The chief executive officers of 10 leading environmental charities penned a strongly worded letter to the Prime Minister, pointing out that the Government’s rhetoric post-election runs entirely counter to that during the campaign, concluding:

“We have, as yet, seen no positive new measures that would restore the health of the environment or grow the low carbon economy.”

If the Minister does not like to hear it from me, perhaps he will take it from those on his own side, because there has been no shortage of criticism from Conservatives. Various members of the Conservative party have, quite rightly, failed to comprehend the lack of coherence not just in the Government’s climate change agenda since the election, but in their wider approach to ensuring that the UK is an attractive proposition for investors. The Conservative peer and former shadow Chief Secretary to the Treasury, Lord Flight, in a damning verdict of the Chancellor’s revenue-raising decisions, said:

“Charging renewable companies the Climate Change Levy is a contradiction of Government energy policy, which is still seeking to encourage Renewable Energy investment.”

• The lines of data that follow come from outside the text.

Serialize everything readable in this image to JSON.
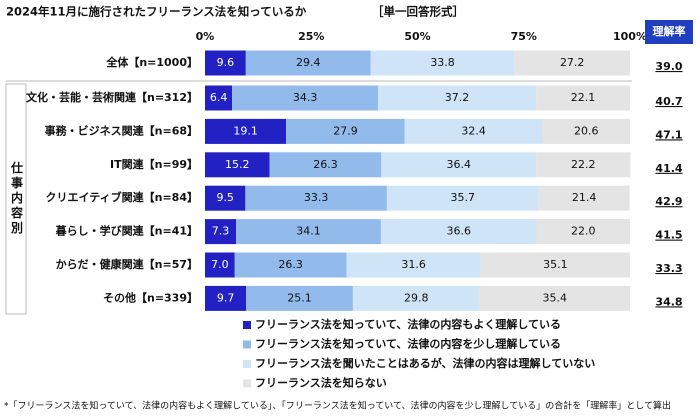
{
  "chart_data": {
    "type": "stacked_bar_100",
    "title": "2024年11月に施行されたフリーランス法を知っているか",
    "subtitle": "［単一回答形式］",
    "group_label": "仕事内容別",
    "categories": [
      "全体【n=1000】",
      "文化・芸能・芸術関連【n=312】",
      "事務・ビジネス関連【n=68】",
      "IT関連【n=99】",
      "クリエイティブ関連【n=84】",
      "暮らし・学び関連【n=41】",
      "からだ・健康関連【n=57】",
      "その他【n=339】"
    ],
    "series": [
      {
        "name": "フリーランス法を知っていて、法律の内容もよく理解している",
        "color": "#2222c4",
        "values": [
          9.6,
          6.4,
          19.1,
          15.2,
          9.5,
          7.3,
          7.0,
          9.7
        ],
        "value_labels": [
          "9.6",
          "6.4",
          "19.1",
          "15.2",
          "9.5",
          "7.3",
          "7.0",
          "9.7"
        ]
      },
      {
        "name": "フリーランス法を知っていて、法律の内容を少し理解している",
        "color": "#92bbeb",
        "values": [
          29.4,
          34.3,
          27.9,
          26.3,
          33.3,
          34.1,
          26.3,
          25.1
        ],
        "value_labels": [
          "29.4",
          "34.3",
          "27.9",
          "26.3",
          "33.3",
          "34.1",
          "26.3",
          "25.1"
        ]
      },
      {
        "name": "フリーランス法を聞いたことはあるが、法律の内容は理解していない",
        "color": "#cfe5f7",
        "values": [
          33.8,
          37.2,
          32.4,
          36.4,
          35.7,
          36.6,
          31.6,
          29.8
        ],
        "value_labels": [
          "33.8",
          "37.2",
          "32.4",
          "36.4",
          "35.7",
          "36.6",
          "31.6",
          "29.8"
        ]
      },
      {
        "name": "フリーランス法を知らない",
        "color": "#e4e4e4",
        "values": [
          27.2,
          22.1,
          20.6,
          22.2,
          21.4,
          22.0,
          35.1,
          35.4
        ],
        "value_labels": [
          "27.2",
          "22.1",
          "20.6",
          "22.2",
          "21.4",
          "22.0",
          "35.1",
          "35.4"
        ]
      }
    ],
    "xlim": [
      0,
      100
    ],
    "xticks": [
      {
        "value": 0,
        "label": "0%"
      },
      {
        "value": 25,
        "label": "25%"
      },
      {
        "value": 50,
        "label": "50%"
      },
      {
        "value": 75,
        "label": "75%"
      },
      {
        "value": 100,
        "label": "100%"
      }
    ],
    "rate_header": "理解率",
    "rate_header_color": "#1f3fbf",
    "rate_values": [
      39.0,
      40.7,
      47.1,
      41.4,
      42.9,
      41.5,
      33.3,
      34.8
    ],
    "rate_value_labels": [
      "39.0",
      "40.7",
      "47.1",
      "41.4",
      "42.9",
      "41.5",
      "33.3",
      "34.8"
    ],
    "note": "*「フリーランス法を知っていて、法律の内容もよく理解している」、「フリーランス法を知っていて、法律の内容を少し理解している」の合計を「理解率」として算出"
  }
}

The Chair of the Conservative Environment Network, Ben Goldsmith, wrote a letter to the Financial Times describing the climate change levy changes as “perverse” and “contradictory”. He even drew parallels with Greece:

“Introducing a retroactive subsidy cut with one month’s notice means more guesswork over what the government will do next—the very worst basis for raising capital. This makes the UK look more like the volatile markets of southern Europe—impacting on newbuilds and undermining confidence in generating assets.”

I often hear the Chancellor compare the UK to Greece, but I never thought I would hear a Conservative activist use his own words against him.

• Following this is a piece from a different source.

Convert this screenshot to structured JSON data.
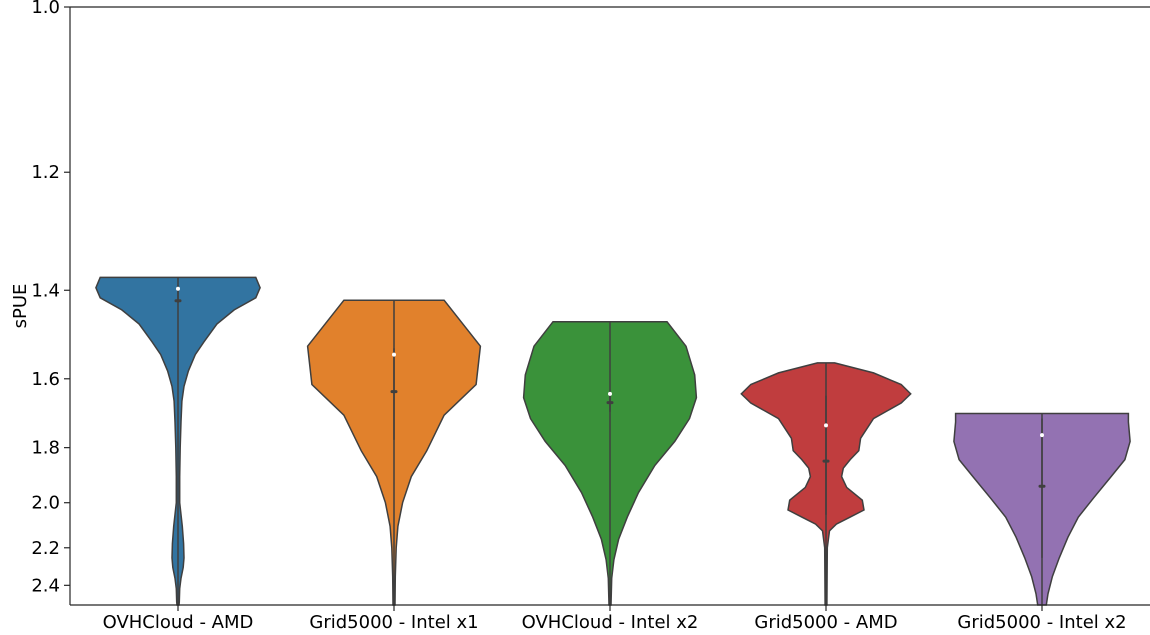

The reaction across the business world and among other stakeholders speaks to a wider point about what these changes mean for the UK’s economic future. Despite the rhetoric from the Conservative Chancellor about a plan to boost productivity, deliver higher-skilled, higher-wage jobs, pursue cost-effective climate change policies and act always in a business-friendly manner, the truth is that clause 45, taken together with a string of other policy announcements since 7 May, symbolises the exact opposite of that approach.

As the Chancellor wrote in the foreword to his productivity plan in July:

“The drivers of productivity are well understood: a dynamic, open enterprising economy supported by long-term public and private investment in infrastructure, skills and science.”

I could not agree more. Unfortunately, the Chancellor’s actions in recent months speak louder than his words ever will. He would do well to heed the advice of some in his own party, including the hon. Member for Selby and Ainsty and those I have just quoted.

New clause 2 calls on the Government to assess all of the impacts I have just outlined. It aims to highlight the true impact of removing the climate change levy exemption for renewable-sourced electricity. It asks Ministers a number of questions that are crucial to the future of the UK’s green economy, its role in achieving a more balanced, productive economy, and the UK’s role in the world. How does the removal of the exemption affect existing renewables generators and projects currently in the pipeline? What impact will clause 45 have on investor confidence? Finally, what does it mean for the UK’s ability to meet its climate change commitments?